Players to watch: Johnson and Moore are well-known to any casual college hoops fan, and it’s no secret Purdue’s stars have to excel on both ends of the floor for Purdue to succeed. But the Boilermakers also built success on the backs of role players this season. Lewis Jackson runs the show at the point, Ryne Smith -- who suffered a mild concussion this week but will play Friday -- is a deadly long-range shooter, and D.J. Byrd and Terone Johnson provide versatility and defense at the forward and guard spots.

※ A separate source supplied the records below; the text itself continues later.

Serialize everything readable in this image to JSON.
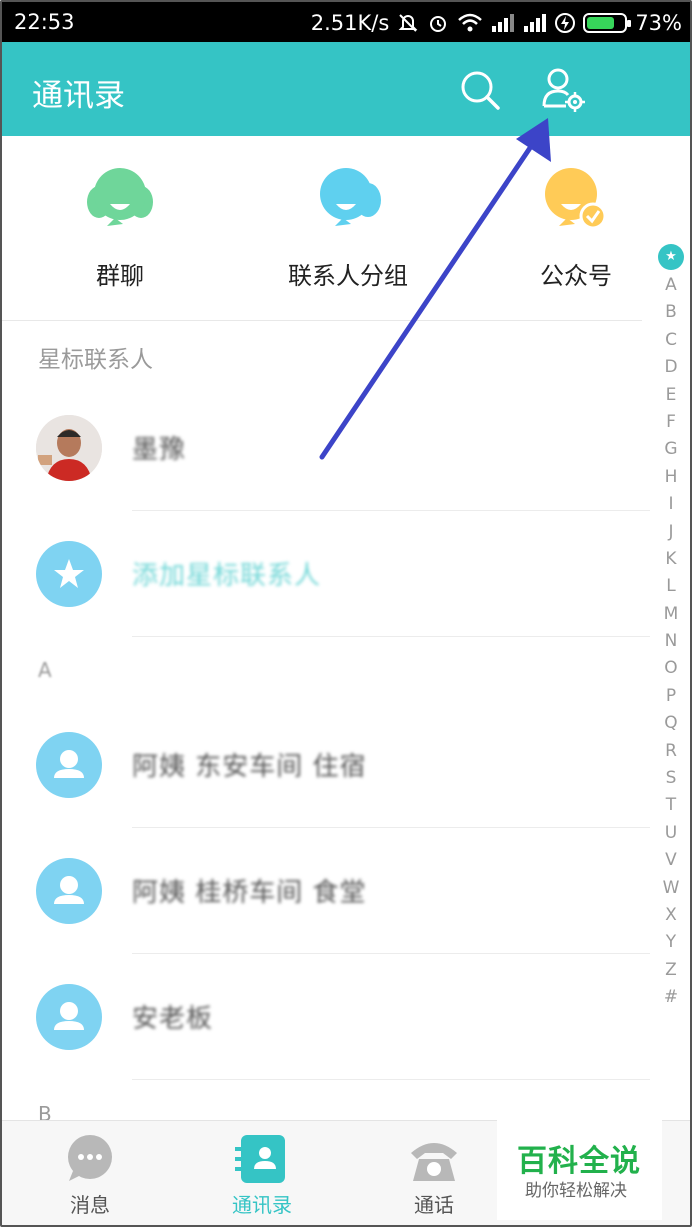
{
  "status_bar": {
    "time": "22:53",
    "net_speed": "2.51K/s",
    "battery": "73%",
    "battery_level": 0.73
  },
  "header": {
    "title": "通讯录",
    "search_icon": "search-icon",
    "settings_icon": "contact-settings-icon"
  },
  "quick_access": [
    {
      "label": "群聊",
      "icon": "group-chat-icon",
      "color": "#6fd69a"
    },
    {
      "label": "联系人分组",
      "icon": "contact-group-icon",
      "color": "#5fd0ef"
    },
    {
      "label": "公众号",
      "icon": "official-account-icon",
      "color": "#ffcb57"
    }
  ],
  "sections": {
    "starred": "星标联系人",
    "a": "A",
    "b": "B"
  },
  "contacts": {
    "starred_contact": "墨豫",
    "add_starred": "添加星标联系人",
    "a1": "阿姨 东安车间 住宿",
    "a2": "阿姨 桂桥车间 食堂",
    "a3": "安老板"
  },
  "index": {
    "star": "★",
    "letters": [
      "A",
      "B",
      "C",
      "D",
      "E",
      "F",
      "G",
      "H",
      "I",
      "J",
      "K",
      "L",
      "M",
      "N",
      "O",
      "P",
      "Q",
      "R",
      "S",
      "T",
      "U",
      "V",
      "W",
      "X",
      "Y",
      "Z",
      "#"
    ]
  },
  "bottom_nav": [
    {
      "label": "消息",
      "icon": "message-icon"
    },
    {
      "label": "通讯录",
      "icon": "contacts-icon",
      "active": true
    },
    {
      "label": "通话",
      "icon": "phone-icon"
    }
  ],
  "watermark": {
    "title": "百科全说",
    "subtitle": "助你轻松解决"
  },
  "colors": {
    "accent": "#35c4c5",
    "arrow": "#3c44c8"
  }
}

One player missing from that list? Guard Kelsey Barlow, whom Painter suspended this week for disciplinary reasons. (Smith’s concussion and Barlow’s dismissal were not connected, as some speculated; on Thursday Painter confirmed Smith caught an inadvertent elbow from Moore in practice.) Whatever the reason for Barlow’s absence, the Boilermakers will have to spread their minutes and make up for Barlow’s unique ability to guard a variety of positions in Purdue’s pressing man-to-man.
What to look for: Can Purdue right the ship? The Boilermakers ended an otherwise peerless Big Ten season with back-to-back losses (at Iowa, to Michigan State in the Big Ten tournament). Will Purdue’s shots start falling again? How will Barlow’s absence affect Purdue’s defense, if at all? The first question could yield legitimate answers; surprisingly enough St. Peter’s boasts a top 20 defense per adjusted efficiency. The second question may be more difficult to gauge, as the Peacocks are among the nation’s worst offensive teams. But the shorthanded Boilermakers could go a long way toward proving itself to suddenly skeptical fans by handling a sneaky-tough No. 14 seed Friday.
Quotable: “It's kind of cool, I guess, in a way, that the President picks us to go to Elite Eight. But it's the reason that you play the games. I guess those people that they have us beating, I know they're not probably too happy about that.” -- Purdue forward Johnson on President Barack Obama’s prediction that Purdue will advance to the Elite Eight.
How they got here: Georgetown’s path to the tournament was never in doubt. But thanks to an untimely injury to starting point guard Chris Wright, the Hoyas lost their last four games down the stretch and, averaged 51.5 points per game in that span. Wright’s injury derailed a major mid-season surge; after starting 1-4 in Big East play, Georgetown won eight straight Big East games from Jan. 15 to Feb. 13, including a reputation-making win at Syracuse on Feb. 9. VCU, on the other hand, took the long road to the tournament. The Rams were one of the last four at-large teams included in this year’s field -- much to the chagrin of those who believed Colorado and Virginia Tech were more deserving -- but Shaka Smart’s team made the most of the opportunity with its win over USC in Dayton Wednesday night.
Players to watch: “Key player” is too understated a term for Wright. “Lifeblood” is more accurate. Wright isn’t Georgetown’s best or most efficient player; that honor goes to preseason Big East player of the year Austin Freeman. But the past three weeks have offered a clear picture of how Wright’s absence affects the Hoyas, and the picture isn’t pretty. The Georgetown guard responded well to four straight days of full practice this week, and the Hoyas will be glad to have him on the court. Defensively, Georgetown will be keen to stop VCU’s Jamie Skeen, a former Wake Forest transfer who has the size, athleticism and skill to play in the post or stretch defenses with the perimeter shot.
What to look for: It’s never a surprise when a team that loses its point guard struggles to maintain its prior level of play, but it is rare to see a team fall off so far without one player. But it’s really rather simple. With Wright, the Hoyas were one of the Big East’s best teams. Without him, they were barely mediocre. Wright’s presence could be the difference between an early exit and a deep tourney run, but is he really at full strength? And if not, can the Hoyas hold off a hot VCU team that rolled to the CAA tournament final and manhandled an athletic USC team?
Quotable: “Stairmaster. I think I was on a stairmaster, which is probably harder than anything I’ve ever had to do. That's very hard. I don't want to do it anymore.” -- Georgetown guard Chris Wright, on what he did to stay in shape during rehab.